Applying nn.multiheadattention on CNN (resnet)

Hi,
I am implementing nn.multiheadattention on resnet18 architecture.

My idea is to apply attenetion after every resnet block.

For Example:
after ResBlock1 my output is a tensor of size [64,64,64,64] (B,C,H,W)
I want to apply nn.multiheadattention on this output.

I am confused about multiheadattention part. Previously I was initializing nn.multiheadattention where embed_dim is equal to HxW of the output of resnet layer.

I was told to initialize embed_dim to be equal to the size of Channel dim of the resnet output.

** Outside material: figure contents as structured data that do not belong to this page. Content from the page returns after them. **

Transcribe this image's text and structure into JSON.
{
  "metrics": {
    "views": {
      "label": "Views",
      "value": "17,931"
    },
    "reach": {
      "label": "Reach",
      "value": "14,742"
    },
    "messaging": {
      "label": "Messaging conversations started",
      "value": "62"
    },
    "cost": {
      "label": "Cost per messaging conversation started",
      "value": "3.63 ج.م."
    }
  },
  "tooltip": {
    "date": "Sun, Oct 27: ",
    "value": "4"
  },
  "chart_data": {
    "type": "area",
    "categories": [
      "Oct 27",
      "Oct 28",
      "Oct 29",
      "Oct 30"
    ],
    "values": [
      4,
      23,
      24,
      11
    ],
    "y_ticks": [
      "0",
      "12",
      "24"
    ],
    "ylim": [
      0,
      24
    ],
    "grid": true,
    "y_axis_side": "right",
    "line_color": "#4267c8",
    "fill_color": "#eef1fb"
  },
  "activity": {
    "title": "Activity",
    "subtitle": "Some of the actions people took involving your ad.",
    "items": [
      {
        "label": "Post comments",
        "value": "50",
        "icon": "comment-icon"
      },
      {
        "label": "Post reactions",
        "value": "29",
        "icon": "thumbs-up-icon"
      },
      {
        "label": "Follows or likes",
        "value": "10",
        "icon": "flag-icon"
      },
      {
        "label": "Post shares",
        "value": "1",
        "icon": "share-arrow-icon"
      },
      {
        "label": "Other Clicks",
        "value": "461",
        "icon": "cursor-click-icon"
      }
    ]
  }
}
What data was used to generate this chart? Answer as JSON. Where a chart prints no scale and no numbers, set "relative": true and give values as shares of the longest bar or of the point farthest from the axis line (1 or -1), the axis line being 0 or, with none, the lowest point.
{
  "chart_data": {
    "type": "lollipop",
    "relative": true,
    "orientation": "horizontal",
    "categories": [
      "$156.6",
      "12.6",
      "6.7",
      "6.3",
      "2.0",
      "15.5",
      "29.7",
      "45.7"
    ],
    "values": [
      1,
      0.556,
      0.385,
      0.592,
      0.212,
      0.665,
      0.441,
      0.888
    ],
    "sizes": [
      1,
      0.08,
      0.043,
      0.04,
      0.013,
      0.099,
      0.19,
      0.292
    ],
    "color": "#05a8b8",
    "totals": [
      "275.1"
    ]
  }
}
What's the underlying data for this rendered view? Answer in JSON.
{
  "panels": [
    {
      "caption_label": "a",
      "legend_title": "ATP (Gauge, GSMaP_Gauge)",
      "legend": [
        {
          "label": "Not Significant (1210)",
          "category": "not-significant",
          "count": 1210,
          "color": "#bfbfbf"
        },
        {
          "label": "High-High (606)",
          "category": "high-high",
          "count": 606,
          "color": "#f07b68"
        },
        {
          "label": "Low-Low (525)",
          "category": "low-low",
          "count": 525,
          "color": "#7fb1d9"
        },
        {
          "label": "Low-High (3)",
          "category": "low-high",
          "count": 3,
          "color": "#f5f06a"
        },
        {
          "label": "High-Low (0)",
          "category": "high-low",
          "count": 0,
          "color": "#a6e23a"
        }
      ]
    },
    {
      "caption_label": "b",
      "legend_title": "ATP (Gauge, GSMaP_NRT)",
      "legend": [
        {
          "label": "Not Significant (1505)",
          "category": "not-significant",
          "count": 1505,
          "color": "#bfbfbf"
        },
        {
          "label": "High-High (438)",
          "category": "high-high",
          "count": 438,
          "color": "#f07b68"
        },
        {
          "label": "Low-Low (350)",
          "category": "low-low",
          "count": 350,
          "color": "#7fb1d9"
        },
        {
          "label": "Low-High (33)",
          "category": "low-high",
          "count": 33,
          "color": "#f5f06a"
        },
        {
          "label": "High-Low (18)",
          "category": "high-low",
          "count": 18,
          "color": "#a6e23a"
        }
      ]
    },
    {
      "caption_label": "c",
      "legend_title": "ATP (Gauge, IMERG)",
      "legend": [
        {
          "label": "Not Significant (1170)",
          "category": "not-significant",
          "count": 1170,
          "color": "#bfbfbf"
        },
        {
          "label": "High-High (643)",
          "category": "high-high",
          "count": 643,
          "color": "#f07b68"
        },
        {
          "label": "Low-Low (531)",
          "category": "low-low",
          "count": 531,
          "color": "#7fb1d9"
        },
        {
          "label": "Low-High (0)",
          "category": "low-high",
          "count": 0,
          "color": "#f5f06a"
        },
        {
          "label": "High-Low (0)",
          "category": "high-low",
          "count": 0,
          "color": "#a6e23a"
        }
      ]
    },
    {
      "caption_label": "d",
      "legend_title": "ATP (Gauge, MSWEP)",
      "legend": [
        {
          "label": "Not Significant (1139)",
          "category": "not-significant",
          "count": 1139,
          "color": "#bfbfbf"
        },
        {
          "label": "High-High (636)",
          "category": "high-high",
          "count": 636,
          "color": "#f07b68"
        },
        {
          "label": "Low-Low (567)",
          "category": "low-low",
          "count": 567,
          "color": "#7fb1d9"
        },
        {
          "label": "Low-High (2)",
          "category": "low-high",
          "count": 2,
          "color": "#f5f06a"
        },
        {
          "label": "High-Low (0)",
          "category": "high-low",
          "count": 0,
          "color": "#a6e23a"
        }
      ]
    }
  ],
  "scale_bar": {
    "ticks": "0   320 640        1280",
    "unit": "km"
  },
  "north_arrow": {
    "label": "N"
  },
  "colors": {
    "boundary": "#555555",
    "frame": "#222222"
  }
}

Which one is the right approach?

one a side note, I get better accuracy when I use HxW as embed_dim in nn.multiheadattention.

Here is my code:

self.mha1 = nn.MultiheadAttention(embed_dim=4096, num_heads=8)
self.mha2 = nn.MultiheadAttention(embed_dim=1024, num_heads=8)
self.mha3 = nn.MultiheadAttention(embed_dim=256, num_heads=8)
self.mha4 = nn.MultiheadAttention(embed_dim=64, num_heads=8)

def forward(self,x):
x = self.conv1(x)
x = self.bn1(x)
x = self.relu(x)
x = self.maxpool(x)

    x = self.layer1(x) # [B, 64, 64, 64] [B,C,H,W]
    y = x.clone()
    y = y.view(-1, 64,64*64)
    y, _ = self.mha1(y,y,y)
    y = y.view(-1, 64,64,64)
    x = x + y

    x = self.layer2(x) # [B, 128, 32, 32] [B,C,H,W]
    y = x.clone()
    y = y.view(-1, 128,32*32)
    y, _ = self.mha2(y,y,y)
    y = y.view(-1, 128,32,32)
    x = x + y

    x = self.layer3(x) # [B, 256, 16, 16] [B,C,H,W]
    y = x.clone()
    y = y.view(-1, 256,16*16)
    y, _ = self.mha3(y,y,y)
    y = y.view(-1, 256,16,16)
    x = x + y

    x = self.layer4(x) # [B, 512, 8, 8] [B,C,H,W]
    y = x.clone()
    y = y.view(-1, 512,8*8)
    y, _ = self.mha4(y,y,y)
    y = y.view(-1, 512,8,8)
    x = x + y

    x = self.avgpool(x)
    x = torch.flatten(x, 1)
    x = self.fc(x)

    return x